Вешний снег просыхает меж тем,
Завздыхали июльские торфы,
Переделкинский лес пожелтел,
В зимний пух приоделись оторвы…
В этот миг дверь из соседней комнаты раскрылась и на пороге в наспех надетом халате предстала моя мать:
— Витя, ты меня звал?
Общий хохот, читать я больше не мог — так или почти так кончаются, впрочем, все мои триумфы.
(Стихотворение Арсения Тарковского «Ах, восточные переводы! Как болит от вас голова» вызвало в переводческой среде ярость и недоумение, а старый питерский переводчик Гитович даже разразился ответными виршами: перевожу древних китайцев и ничего у меня не болит, не отваливается, только здоровей становлюсь… Но этот конфликт возник по недоразумению: у Тарковского речь не о переводе, а о деспотии, при которой перевод расцветает и процветает, а жить все равно тошно.)

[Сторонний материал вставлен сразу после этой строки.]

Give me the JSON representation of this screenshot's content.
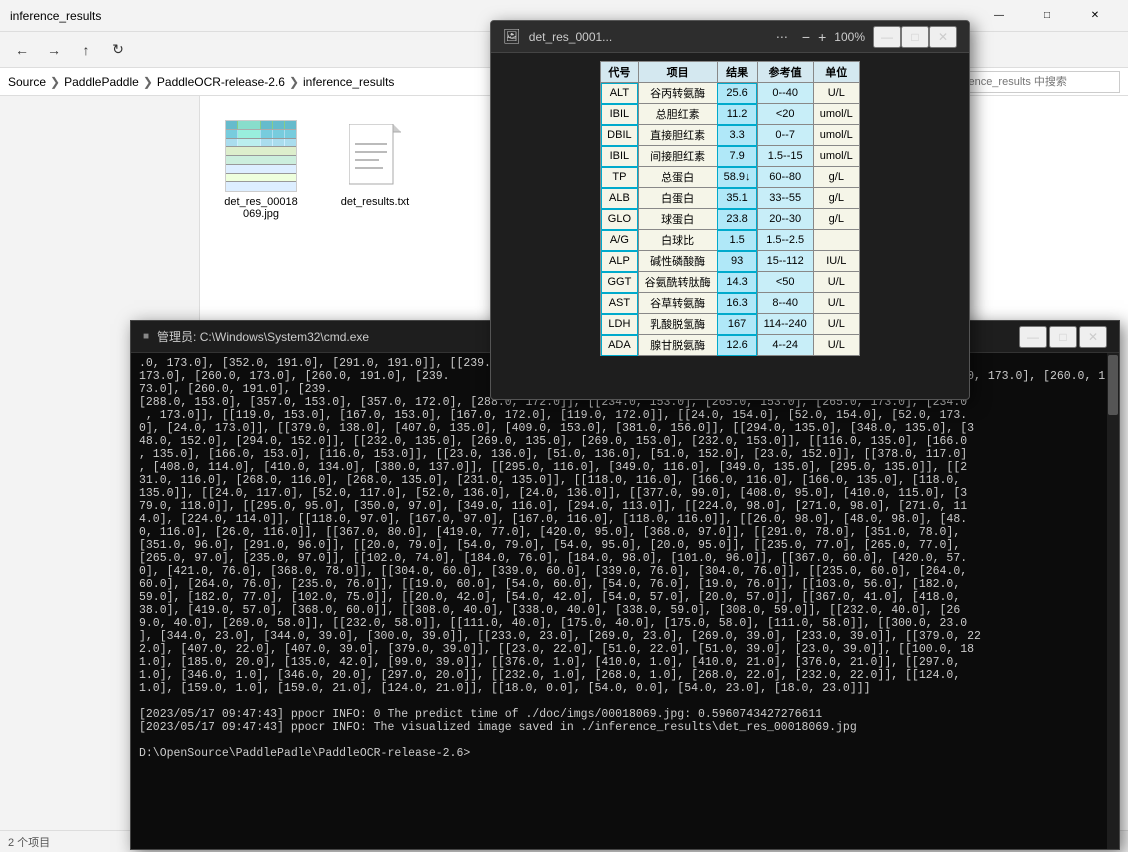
{
  "explorer": {
    "title": "inference_results",
    "breadcrumb": [
      "Source",
      "PaddlePaddle",
      "PaddleOCR-release-2.6",
      "inference_results"
    ],
    "search_placeholder": "在 inference_results 中搜索",
    "files": [
      {
        "name": "det_res_00018069.jpg",
        "type": "jpg"
      },
      {
        "name": "det_results.txt",
        "type": "txt"
      }
    ]
  },
  "viewer": {
    "title": "det_res_0001...",
    "zoom": "100%",
    "table": {
      "headers": [
        "代号",
        "项目",
        "结果",
        "参考值",
        "单位"
      ],
      "rows": [
        [
          "ALT",
          "谷丙转氨酶",
          "25.6",
          "0--40",
          "U/L"
        ],
        [
          "IBIL",
          "总胆红素",
          "11.2",
          "<20",
          "umol/L"
        ],
        [
          "DBIL",
          "直接胆红素",
          "3.3",
          "0--7",
          "umol/L"
        ],
        [
          "IBIL",
          "间接胆红素",
          "7.9",
          "1.5--15",
          "umol/L"
        ],
        [
          "TP",
          "总蛋白",
          "58.9↓",
          "60--80",
          "g/L"
        ],
        [
          "ALB",
          "白蛋白",
          "35.1",
          "33--55",
          "g/L"
        ],
        [
          "GLO",
          "球蛋白",
          "23.8",
          "20--30",
          "g/L"
        ],
        [
          "A/G",
          "白球比",
          "1.5",
          "1.5--2.5",
          ""
        ],
        [
          "ALP",
          "碱性磷酸酶",
          "93",
          "15--112",
          "IU/L"
        ],
        [
          "GGT",
          "谷氨酰转肽酶",
          "14.3",
          "<50",
          "U/L"
        ],
        [
          "AST",
          "谷草转氨酶",
          "16.3",
          "8--40",
          "U/L"
        ],
        [
          "LDH",
          "乳酸脱氢酶",
          "167",
          "114--240",
          "U/L"
        ],
        [
          "ADA",
          "腺甘脱氨酶",
          "12.6",
          "4--24",
          "U/L"
        ]
      ]
    }
  },
  "cmd": {
    "title": "管理员: C:\\Windows\\System32\\cmd.exe",
    "content": ".0, 173.0], [352.0, 191.0], [291.0, 191.0]], [[239.0,\n173.0], [260.0, 173.0], [260.0, 191.0], [239.                                                          , 191.0]], [[239.0, 173.0], [260.0, 173.0], [260.0, 191.0], [239.\n[288.0, 153.0], [357.0, 153.0], [357.0, 172.0], [288.0, 172.0]], [[234.0, 153.0], [265.0, 153.0], [265.0, 173.0], [234.0\n , 173.0]], [[119.0, 153.0], [167.0, 153.0], [167.0, 172.0], [119.0, 172.0]], [[24.0, 154.0], [52.0, 154.0], [52.0, 173.\n0], [24.0, 173.0]], [[379.0, 138.0], [407.0, 135.0], [409.0, 153.0], [381.0, 156.0]], [[294.0, 135.0], [348.0, 135.0], [3\n48.0, 152.0], [294.0, 152.0]], [[232.0, 135.0], [269.0, 135.0], [269.0, 153.0], [232.0, 153.0]], [[116.0, 135.0], [166.0\n, 135.0], [166.0, 153.0], [116.0, 153.0]], [[23.0, 136.0], [51.0, 136.0], [51.0, 152.0], [23.0, 152.0]], [[378.0, 117.0]\n, [408.0, 114.0], [410.0, 134.0], [380.0, 137.0]], [[295.0, 116.0], [349.0, 116.0], [349.0, 135.0], [295.0, 135.0]], [[2\n31.0, 116.0], [268.0, 116.0], [268.0, 135.0], [231.0, 135.0]], [[118.0, 116.0], [166.0, 116.0], [166.0, 135.0], [118.0,\n135.0]], [[24.0, 117.0], [52.0, 117.0], [52.0, 136.0], [24.0, 136.0]], [[377.0, 99.0], [408.0, 95.0], [410.0, 115.0], [3\n79.0, 118.0]], [[295.0, 95.0], [350.0, 97.0], [349.0, 116.0], [294.0, 113.0]], [[224.0, 98.0], [271.0, 98.0], [271.0, 11\n4.0], [224.0, 114.0]], [[118.0, 97.0], [167.0, 97.0], [167.0, 116.0], [118.0, 116.0]], [[26.0, 98.0], [48.0, 98.0], [48.\n0, 116.0], [26.0, 116.0]], [[367.0, 80.0], [419.0, 77.0], [420.0, 95.0], [368.0, 97.0]], [[291.0, 78.0], [351.0, 78.0],\n[351.0, 96.0], [291.0, 96.0]], [[20.0, 79.0], [54.0, 79.0], [54.0, 95.0], [20.0, 95.0]], [[235.0, 77.0], [265.0, 77.0],\n[265.0, 97.0], [235.0, 97.0]], [[102.0, 74.0], [184.0, 76.0], [184.0, 98.0], [101.0, 96.0]], [[367.0, 60.0], [420.0, 57.\n0], [421.0, 76.0], [368.0, 78.0]], [[304.0, 60.0], [339.0, 60.0], [339.0, 76.0], [304.0, 76.0]], [[235.0, 60.0], [264.0,\n60.0], [264.0, 76.0], [235.0, 76.0]], [[19.0, 60.0], [54.0, 60.0], [54.0, 76.0], [19.0, 76.0]], [[103.0, 56.0], [182.0,\n59.0], [182.0, 77.0], [102.0, 75.0]], [[20.0, 42.0], [54.0, 42.0], [54.0, 57.0], [20.0, 57.0]], [[367.0, 41.0], [418.0,\n38.0], [419.0, 57.0], [368.0, 60.0]], [[308.0, 40.0], [338.0, 40.0], [338.0, 59.0], [308.0, 59.0]], [[232.0, 40.0], [26\n9.0, 40.0], [269.0, 58.0]], [[232.0, 58.0]], [[111.0, 40.0], [175.0, 40.0], [175.0, 58.0], [111.0, 58.0]], [[300.0, 23.0\n], [344.0, 23.0], [344.0, 39.0], [300.0, 39.0]], [[233.0, 23.0], [269.0, 23.0], [269.0, 39.0], [233.0, 39.0]], [[379.0, 22\n2.0], [407.0, 22.0], [407.0, 39.0], [379.0, 39.0]], [[23.0, 22.0], [51.0, 22.0], [51.0, 39.0], [23.0, 39.0]], [[100.0, 18\n1.0], [185.0, 20.0], [135.0, 42.0], [99.0, 39.0]], [[376.0, 1.0], [410.0, 1.0], [410.0, 21.0], [376.0, 21.0]], [[297.0,\n1.0], [346.0, 1.0], [346.0, 20.0], [297.0, 20.0]], [[232.0, 1.0], [268.0, 1.0], [268.0, 22.0], [232.0, 22.0]], [[124.0,\n1.0], [159.0, 1.0], [159.0, 21.0], [124.0, 21.0]], [[18.0, 0.0], [54.0, 0.0], [54.0, 23.0], [18.0, 23.0]]]\n\n[2023/05/17 09:47:43] ppocr INFO: 0 The predict time of ./doc/imgs/00018069.jpg: 0.5960743427276611\n[2023/05/17 09:47:43] ppocr INFO: The visualized image saved in ./inference_results\\det_res_00018069.jpg\n\nD:\\OpenSource\\PaddlePadle\\PaddleOCR-release-2.6>",
    "prompt": "D:\\OpenSource\\PaddlePadle\\PaddleOCR-release-2.6>"
  }
}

Я не служил, я нигде не числился — отменно зарабатывая, я порой влезал в жуткие долги, но каждый раз — рано или поздно — сводил концы с концами. Пил. Покупал (потом распродавал, потом снова покупал) книги. Ездил на юг. А по городу — на такси. Обедал и ужинал в ресторанах. Я снимал в Москве комнату, чтобы не тревожить друзей частыми наездами (а в гостиницу меня, «тунеядца», не пускали). Я занимался любимым делом — и за него мне платили. На откровенно коммерческую стезю (поэзия народов СССР!) я ступать не хотел, но и голодная смерть мне не грозила тоже.